Informal Options for Managing Workplace Conflict
1. Have a number of support options available.
Have the availability of external supports such as an employee assistance programme, mediation, conflict coaching, facilitation. Ideally these supports should be written into your policy in some way. Many policies nowadays have a piece on mediation which briefly explains what it is and how it works. However,I think it is important that even before this stage, there are options for employees that can help them figure out a way to resolve the issue for themselves. Most policies urge employees in the first instance to approach the ‘alleged perpetrator’ and seek to resolve the issues. How this approach is done is critical as it can easily become derailed and turn into an unconstructive and blaming conversation. Being able to get conflict coaching or support around this conversation can greatly increase its chances of success.
2. Even if the complaint comes in writing, consider mediation and encourage the parties to attempt this option.
In my view, even if the complaint comes in writing, employers should wherever possible encourage people to engage in some sort of collaborative forum that aims to resolve rather than determine right or wrong. This is because in most cases,whatever chances you have of influencing negative behaviours through mediation or dialogue, an adversarial, investigative process – even where it makes a’complaint upheld’ finding – usually has little impact in terms of real change on the behaviour of one or both parties. It’s usually a question of winning the battle but losing the war.

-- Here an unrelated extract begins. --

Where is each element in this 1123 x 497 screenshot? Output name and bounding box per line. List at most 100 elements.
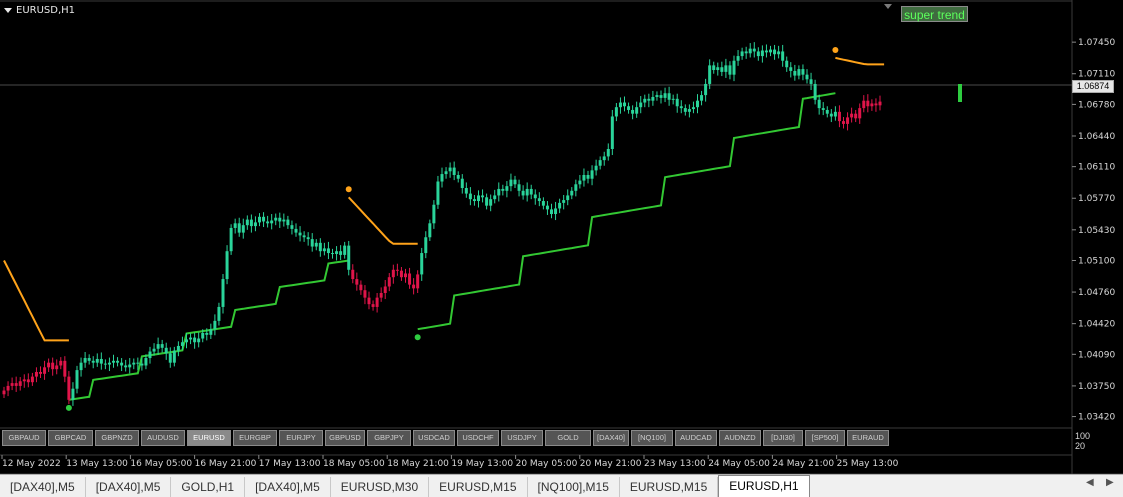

3. Try using an internal mediator
Very often a situation between two employees lends itself more to a Line Manager mediating rather than bringing in an external mediator, especially where there is a good level of trust between the manager and two parties in conflict. For a start, it keeps the matter more informal as it can be set up easily rather than having to go through the financial and operational procedure of engaging an external consultant. Secondly, it sends a message that this is a situation that is causing some disruption in the workplace because of unhelpful conflict behaviours on each person’s part and cannot be tolerated. Thirdly, a manager can sometimes get both parties to the table more easily than if they are given a choice about participating in a formal mediation process and will often be able to do this at an early stage in the conflict and where relationships have not become too damaged. The key here is that the Manager gets coaching or mentoring so as to ensure they mediate effectively and that, in any event, their intervention doesn’t make the conflict any worse.
4. Have constructive and empowering conversations with someone who raises a complaint.

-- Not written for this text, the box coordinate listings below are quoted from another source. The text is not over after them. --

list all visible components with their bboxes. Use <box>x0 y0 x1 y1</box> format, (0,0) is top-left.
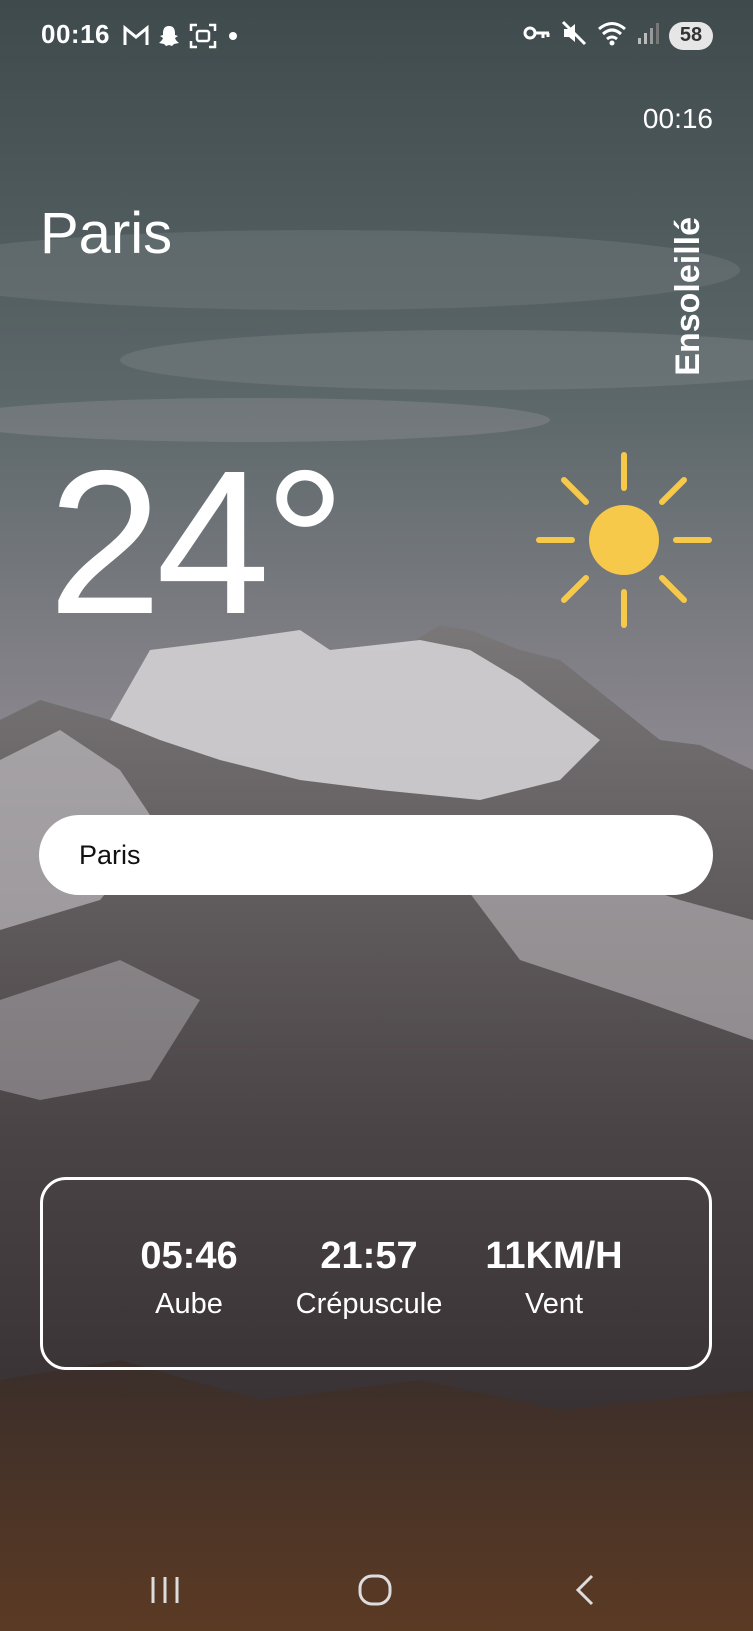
mute-icon <box>561 20 587 51</box>
home-icon[interactable] <box>345 1568 405 1612</box>
temperature: 24° <box>48 428 346 657</box>
stat-label: Aube <box>155 1288 223 1320</box>
snapchat-icon <box>157 21 181 51</box>
back-icon[interactable] <box>555 1568 615 1612</box>
wifi-icon <box>597 20 627 51</box>
screenshot-icon <box>189 21 217 51</box>
sun-icon <box>536 452 712 628</box>
sun-wind-stats-card: 05:46 Aube 21:57 Crépuscule 11KM/H Vent <box>40 1177 712 1370</box>
stat-value: 21:57 <box>320 1235 418 1277</box>
city-search-input[interactable] <box>39 815 713 895</box>
status-time: 00:16 <box>41 19 110 49</box>
stat-value: 11KM/H <box>485 1235 623 1277</box>
city-title: Paris <box>40 201 173 266</box>
weather-condition-label: Ensoleillé <box>668 216 707 376</box>
dot-icon <box>225 21 241 51</box>
recent-apps-icon[interactable] <box>135 1568 195 1612</box>
battery-badge: 58 <box>669 21 713 50</box>
system-icons: 58 <box>523 20 713 51</box>
stat-wind: 11KM/H Vent <box>464 1235 644 1321</box>
notification-icons <box>123 21 241 51</box>
gmail-icon <box>123 21 149 51</box>
navigation-bar <box>0 1560 753 1631</box>
stat-label: Vent <box>524 1288 584 1320</box>
signal-icon <box>637 21 659 50</box>
stat-value: 05:46 <box>140 1235 238 1277</box>
weather-condition: Ensoleillé <box>662 216 714 376</box>
clock: 00:16 <box>642 103 713 134</box>
key-icon <box>523 23 551 48</box>
status-bar: 00:16 58 <box>0 0 753 72</box>
stat-dusk: 21:57 Crépuscule <box>279 1235 459 1321</box>
stat-label: Crépuscule <box>295 1288 443 1320</box>
stat-dawn: 05:46 Aube <box>99 1235 279 1321</box>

If you are either in a human resources or management role and someone comes to you to raise an issue, rather than focusing in the first line on getting all the facts about when it happened, who was there etc – think instead about asking questions that will help the person think the issue through in terms of what they themselves could do. It’s so easy to feel that your role is to ‘fix’ or come up with solutions for them rather than to empower them to come up with solutions for themselves.
A few questions you could try might be:
• What is it you feel I could help you with most today?
• What sort of options to you see open to you with regards to this situation?
• What do you hope for?
• What have you been thinking you might do next?
• How would you like to see this being resolved?
• What outcome do you want from this situation?
• Imagine a point in the future where your issue is resolved. How did you get there?
• How can you move this situation forward?
• What can you do for yourself?
• Where do you feel stuck in this issue?
• What other supports do you have at the moment?
• What’s the biggest challenge for you in getting this sorted out?